個人的には桃山の、それも秀吉の影響があるくらいの時期のきらびやかで異国の空気もありつつの独創的な雰囲気が好き。金色の屏風絵もやっぱり良かったし、今回は螺鈿も良かった。林原美術館所蔵の縞模様に蒔絵と螺鈿を施した重箱が初めて見たデザインでとても素敵。それと、木製の椅子に螺鈿があるのも素敵。陶器は北村美術館所蔵の織部松皮菱手鉢、書は後陽成天皇のが良かった。そして岩佐又兵衛がやっぱりすごかった。大画面にたくさんの人、その生き生きした姿や表情、細かすぎる。そして楽しすぎる。全体として躍動感や活気を感じる。お茶は分からないので見た目が好きなだけなのですが、やっぱり道入のお茶碗はかっこよかった。

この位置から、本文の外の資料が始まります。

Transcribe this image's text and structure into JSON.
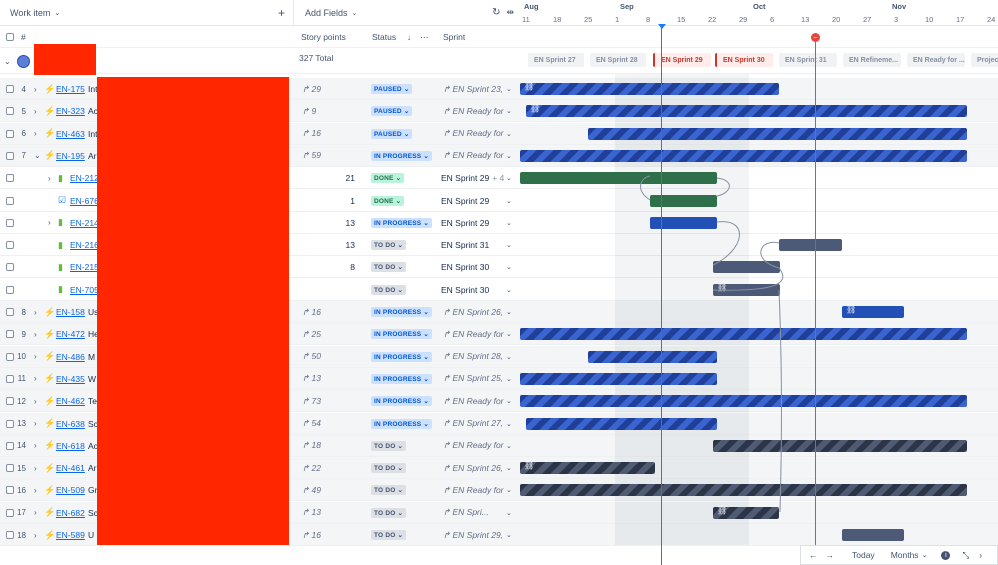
{
  "header": {
    "work_item": "Work item",
    "add_fields": "Add Fields",
    "story_points": "Story points",
    "status": "Status",
    "sprint": "Sprint",
    "hash": "#",
    "total": "327 Total"
  },
  "timeline": {
    "months": [
      "Aug",
      "Sep",
      "Oct",
      "Nov"
    ],
    "ticks": [
      "11",
      "18",
      "25",
      "1",
      "8",
      "15",
      "22",
      "29",
      "6",
      "13",
      "20",
      "27",
      "3",
      "10",
      "17",
      "24"
    ],
    "sprints": [
      "EN Sprint 27",
      "EN Sprint 28",
      "EN Sprint 29",
      "EN Sprint 30",
      "EN Sprint 31",
      "EN Refineme...",
      "EN Ready for ...",
      "Projec"
    ]
  },
  "rows": [
    {
      "num": "4",
      "key": "EN-175",
      "title": "Int",
      "points": "29",
      "status": "PAUSED",
      "sprint": "EN Sprint 23,",
      "indent": 0,
      "icon": "epic"
    },
    {
      "num": "5",
      "key": "EN-323",
      "title": "Ac",
      "points": "9",
      "status": "PAUSED",
      "sprint": "EN Ready for",
      "indent": 0,
      "icon": "epic"
    },
    {
      "num": "6",
      "key": "EN-463",
      "title": "Int",
      "points": "16",
      "status": "PAUSED",
      "sprint": "EN Ready for",
      "indent": 0,
      "icon": "epic"
    },
    {
      "num": "7",
      "key": "EN-195",
      "title": "Ar",
      "points": "59",
      "status": "IN PROGRESS",
      "sprint": "EN Ready for",
      "indent": 0,
      "icon": "epic"
    },
    {
      "num": "",
      "key": "EN-212",
      "title": "",
      "points": "21",
      "status": "DONE",
      "sprint": "EN Sprint 29",
      "sprint_extra": "+ 4",
      "indent": 1,
      "icon": "story"
    },
    {
      "num": "",
      "key": "EN-676",
      "title": "",
      "points": "1",
      "status": "DONE",
      "sprint": "EN Sprint 29",
      "indent": 1,
      "icon": "task"
    },
    {
      "num": "",
      "key": "EN-214",
      "title": "",
      "points": "13",
      "status": "IN PROGRESS",
      "sprint": "EN Sprint 29",
      "indent": 1,
      "icon": "story"
    },
    {
      "num": "",
      "key": "EN-216",
      "title": "",
      "points": "13",
      "status": "TO DO",
      "sprint": "EN Sprint 31",
      "indent": 1,
      "icon": "story"
    },
    {
      "num": "",
      "key": "EN-215",
      "title": "",
      "points": "8",
      "status": "TO DO",
      "sprint": "EN Sprint 30",
      "indent": 1,
      "icon": "story"
    },
    {
      "num": "",
      "key": "EN-705",
      "title": "",
      "points": "",
      "status": "TO DO",
      "sprint": "EN Sprint 30",
      "indent": 1,
      "icon": "story"
    },
    {
      "num": "8",
      "key": "EN-158",
      "title": "Us",
      "points": "16",
      "status": "IN PROGRESS",
      "sprint": "EN Sprint 26,",
      "indent": 0,
      "icon": "epic"
    },
    {
      "num": "9",
      "key": "EN-472",
      "title": "He",
      "points": "25",
      "status": "IN PROGRESS",
      "sprint": "EN Ready for",
      "indent": 0,
      "icon": "epic"
    },
    {
      "num": "10",
      "key": "EN-486",
      "title": "M",
      "points": "50",
      "status": "IN PROGRESS",
      "sprint": "EN Sprint 28,",
      "indent": 0,
      "icon": "epic"
    },
    {
      "num": "11",
      "key": "EN-435",
      "title": "W",
      "points": "13",
      "status": "IN PROGRESS",
      "sprint": "EN Sprint 25,",
      "indent": 0,
      "icon": "epic"
    },
    {
      "num": "12",
      "key": "EN-462",
      "title": "Te",
      "points": "73",
      "status": "IN PROGRESS",
      "sprint": "EN Ready for",
      "indent": 0,
      "icon": "epic"
    },
    {
      "num": "13",
      "key": "EN-638",
      "title": "Sc",
      "points": "54",
      "status": "IN PROGRESS",
      "sprint": "EN Sprint 27,",
      "indent": 0,
      "icon": "epic"
    },
    {
      "num": "14",
      "key": "EN-618",
      "title": "Ac",
      "points": "18",
      "status": "TO DO",
      "sprint": "EN Ready for",
      "indent": 0,
      "icon": "epic"
    },
    {
      "num": "15",
      "key": "EN-461",
      "title": "Ar",
      "points": "22",
      "status": "TO DO",
      "sprint": "EN Sprint 26,",
      "indent": 0,
      "icon": "epic"
    },
    {
      "num": "16",
      "key": "EN-509",
      "title": "Gr",
      "points": "49",
      "status": "TO DO",
      "sprint": "EN Ready for",
      "indent": 0,
      "icon": "epic"
    },
    {
      "num": "17",
      "key": "EN-682",
      "title": "Sc",
      "points": "13",
      "status": "TO DO",
      "sprint": "EN Spri...",
      "indent": 0,
      "icon": "epic"
    },
    {
      "num": "18",
      "key": "EN-589",
      "title": "U",
      "points": "16",
      "status": "TO DO",
      "sprint": "EN Sprint 29,",
      "indent": 0,
      "icon": "epic"
    }
  ],
  "footer": {
    "today": "Today",
    "months": "Months"
  }
}
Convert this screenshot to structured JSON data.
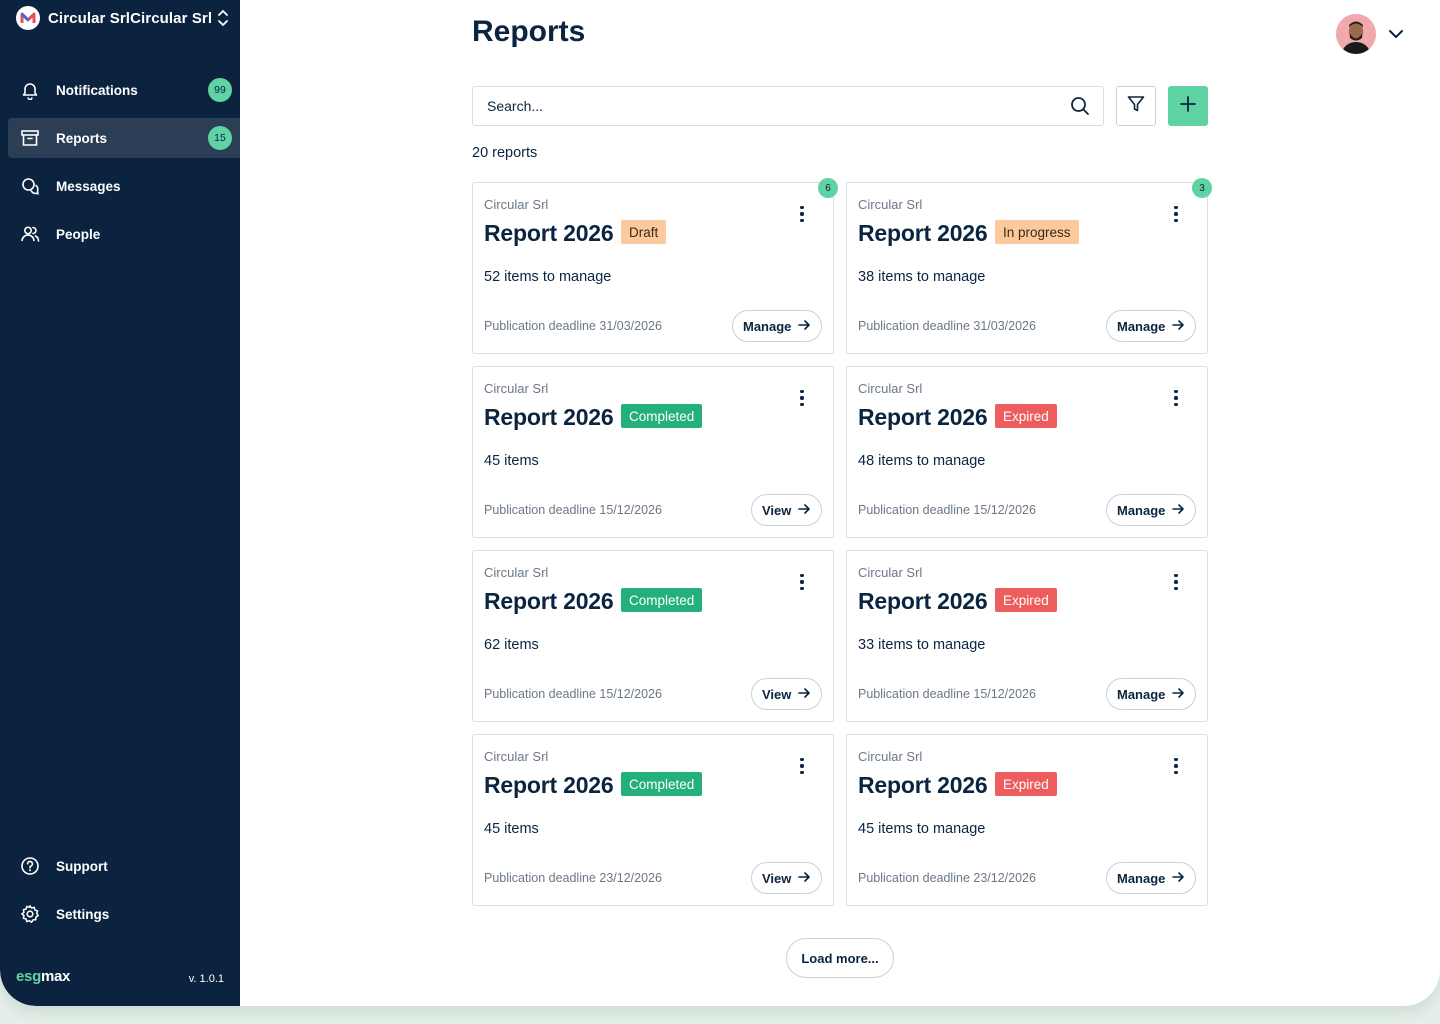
{
  "org": {
    "name": "Circular SrlCircular Srl"
  },
  "nav": {
    "notifications": {
      "label": "Notifications",
      "badge": "99"
    },
    "reports": {
      "label": "Reports",
      "badge": "15"
    },
    "messages": {
      "label": "Messages"
    },
    "people": {
      "label": "People"
    },
    "support": {
      "label": "Support"
    },
    "settings": {
      "label": "Settings"
    }
  },
  "brand": {
    "esg": "esg",
    "max": "max",
    "version": "v. 1.0.1"
  },
  "header": {
    "title": "Reports"
  },
  "search": {
    "placeholder": "Search..."
  },
  "summary": {
    "count_text": "20 reports"
  },
  "colors": {
    "sidebar": "#0c2340",
    "accent": "#5fd3a3",
    "draft": "#fbc99b",
    "completed": "#23b07c",
    "expired": "#ee5d5d"
  },
  "cards": [
    {
      "company": "Circular Srl",
      "title": "Report 2026",
      "status": "Draft",
      "items": "52 items to manage",
      "deadline": "Publication deadline 31/03/2026",
      "action": "Manage",
      "badge": "6"
    },
    {
      "company": "Circular Srl",
      "title": "Report 2026",
      "status": "In progress",
      "items": "38 items to manage",
      "deadline": "Publication deadline 31/03/2026",
      "action": "Manage",
      "badge": "3"
    },
    {
      "company": "Circular Srl",
      "title": "Report 2026",
      "status": "Completed",
      "items": "45 items",
      "deadline": "Publication deadline 15/12/2026",
      "action": "View"
    },
    {
      "company": "Circular Srl",
      "title": "Report 2026",
      "status": "Expired",
      "items": "48 items to manage",
      "deadline": "Publication deadline 15/12/2026",
      "action": "Manage"
    },
    {
      "company": "Circular Srl",
      "title": "Report 2026",
      "status": "Completed",
      "items": "62 items",
      "deadline": "Publication deadline 15/12/2026",
      "action": "View"
    },
    {
      "company": "Circular Srl",
      "title": "Report 2026",
      "status": "Expired",
      "items": "33 items to manage",
      "deadline": "Publication deadline 15/12/2026",
      "action": "Manage"
    },
    {
      "company": "Circular Srl",
      "title": "Report 2026",
      "status": "Completed",
      "items": "45 items",
      "deadline": "Publication deadline 23/12/2026",
      "action": "View"
    },
    {
      "company": "Circular Srl",
      "title": "Report 2026",
      "status": "Expired",
      "items": "45 items to manage",
      "deadline": "Publication deadline 23/12/2026",
      "action": "Manage"
    }
  ],
  "load_more": "Load more..."
}
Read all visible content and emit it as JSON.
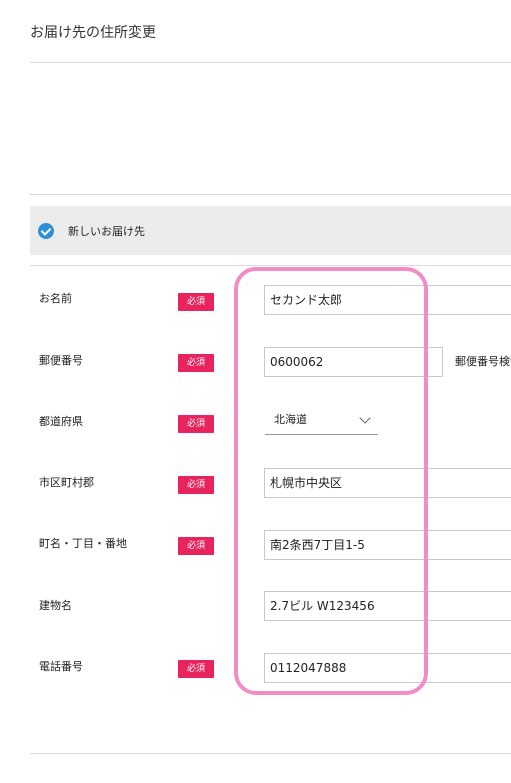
{
  "page": {
    "title": "お届け先の住所変更"
  },
  "section": {
    "label": "新しいお届け先",
    "checked": true,
    "accent_color": "#2f8fd8"
  },
  "required_badge": "必須",
  "badge_color": "#e8245e",
  "highlight_color": "#f28cc4",
  "fields": {
    "name": {
      "label": "お名前",
      "value": "セカンド太郎",
      "required": true
    },
    "postal": {
      "label": "郵便番号",
      "value": "0600062",
      "required": true,
      "search_label": "郵便番号検索"
    },
    "prefecture": {
      "label": "都道府県",
      "value": "北海道",
      "required": true
    },
    "city": {
      "label": "市区町村郡",
      "value": "札幌市中央区",
      "required": true
    },
    "street": {
      "label": "町名・丁目・番地",
      "value": "南2条西7丁目1-5",
      "required": true
    },
    "building": {
      "label": "建物名",
      "value": "2.7ビル W123456",
      "required": false
    },
    "phone": {
      "label": "電話番号",
      "value": "0112047888",
      "required": true
    }
  }
}
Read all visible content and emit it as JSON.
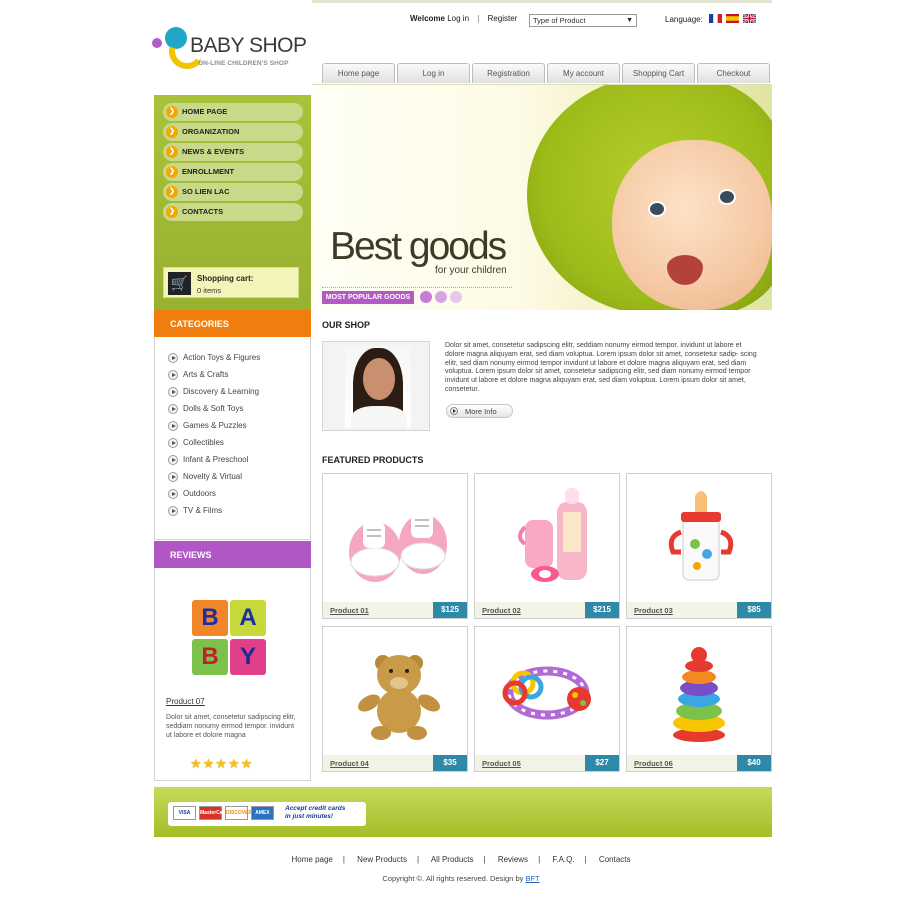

ポスターになっている狩野永徳の唐獅子図屏風や等伯の松林図屏風は今はまだ出てなかったので、後期に向かって混んでくるかもしれないです。でも、この2点は別で見たことがあるので今回は前期を見られて大満足。

前期11/1(日)まで
後期は11/3(火祝)~11/29(日)まで

展示を見たら桃山らへんの司馬遼太郎をまた読みたくなった。そして、意外と甲冑がおもしろかった。ちゃんと歴史背景と紐付けて展示が見られたら。。。きっと楽しいだろうな。

コロナ対策しながら鶴屋𠮷信さんの売店もやってて嬉しい。ここでつばらつばらとコーヒー頂きながら展示を振り返るのが好き。場所も量も金額もいろいろとちょうど良くていつもありがたく重宝してます。